Background/Question/Methods According to climate change projections for the southwest United States, temperatures will be warmer in the future and snowpack is likely to decrease. It is important to understand how land surface variables such as snowpack interact with the atmosphere. Snowpack influences vegetative growth and the partitioning of latent and sensible heat fluxes through enhanced soil moisture, which can cause surface temperature changes and precipitation feedbacks. Soil moisture anomalies are generally considered to provide a local positive feedback on precipitation. In the southwest, however, several studies have found a negative feedback between spring snowpack and subsequent summer precipitation from the North American monsoon. Consideration of spring season land-atmosphere feedbacks on interannual fluctuations of the current climate may provide a means of assessing possible long-term changes in summer precipitation associated with decreasing snowpack.

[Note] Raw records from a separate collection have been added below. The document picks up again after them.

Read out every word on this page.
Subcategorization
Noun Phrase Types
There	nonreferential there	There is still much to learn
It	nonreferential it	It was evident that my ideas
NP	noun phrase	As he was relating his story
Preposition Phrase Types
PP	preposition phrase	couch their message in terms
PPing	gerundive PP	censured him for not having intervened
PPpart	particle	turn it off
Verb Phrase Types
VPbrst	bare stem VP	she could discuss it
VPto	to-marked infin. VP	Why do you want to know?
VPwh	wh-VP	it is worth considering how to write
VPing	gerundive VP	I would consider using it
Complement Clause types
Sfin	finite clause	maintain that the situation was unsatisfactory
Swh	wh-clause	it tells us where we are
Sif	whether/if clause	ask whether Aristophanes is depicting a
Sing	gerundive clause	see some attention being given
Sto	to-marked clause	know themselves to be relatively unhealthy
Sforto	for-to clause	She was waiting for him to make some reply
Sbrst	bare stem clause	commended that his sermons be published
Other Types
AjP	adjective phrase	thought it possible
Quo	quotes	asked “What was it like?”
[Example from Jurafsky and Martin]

The study area includes mountainous regions of the southwest United States, for which observations of surface energy budget (SEB) variables are limited. We will use assimilated data from the high resolution (32 km) National Centers for Environmental Prediction (NCEP) North American Regional Reanalysis (NARR) and compare these data with available observations including flux tower measurements. To assess vegetative response we will use normalized difference vegetation index (NDVI) data.
Results/Conclusions
Preliminary results from the NARR suggest that soil moisture remembers an anomalously high snowpack for a month after snow disappearance in late spring. Summer rainfall then overrides soil moisture memory from snowpack. Air temperature in a high snowpack year remains suppressed throughout the spring. In the high snowpack circumstance, the Bowen ratio remains higher relative to a low snowpack year until monsoon onset. The NARR includes fixed, prescribed ecosystem types, causing albedo after snow disappearance to vary spatially but not temporally. Since vegetation in the NARR does not interact with the hydrologic cycle, this makes the NARR a useful control dataset for assessing the real role of vegetation in the surface energy budget.
From our initial results, we conclude that there is land surface memory of snowpack between the time of snow disappearance and monsoon onset. Future analysis will focus on more complete characterization of the seasonal cycle of the SEB using modeled and observational data, and assessment of vegetation as a memory variable. This study has implications for understanding how decreasing snowpack and plant community changes could alter atmospheric feedbacks and affect warm season precipitation.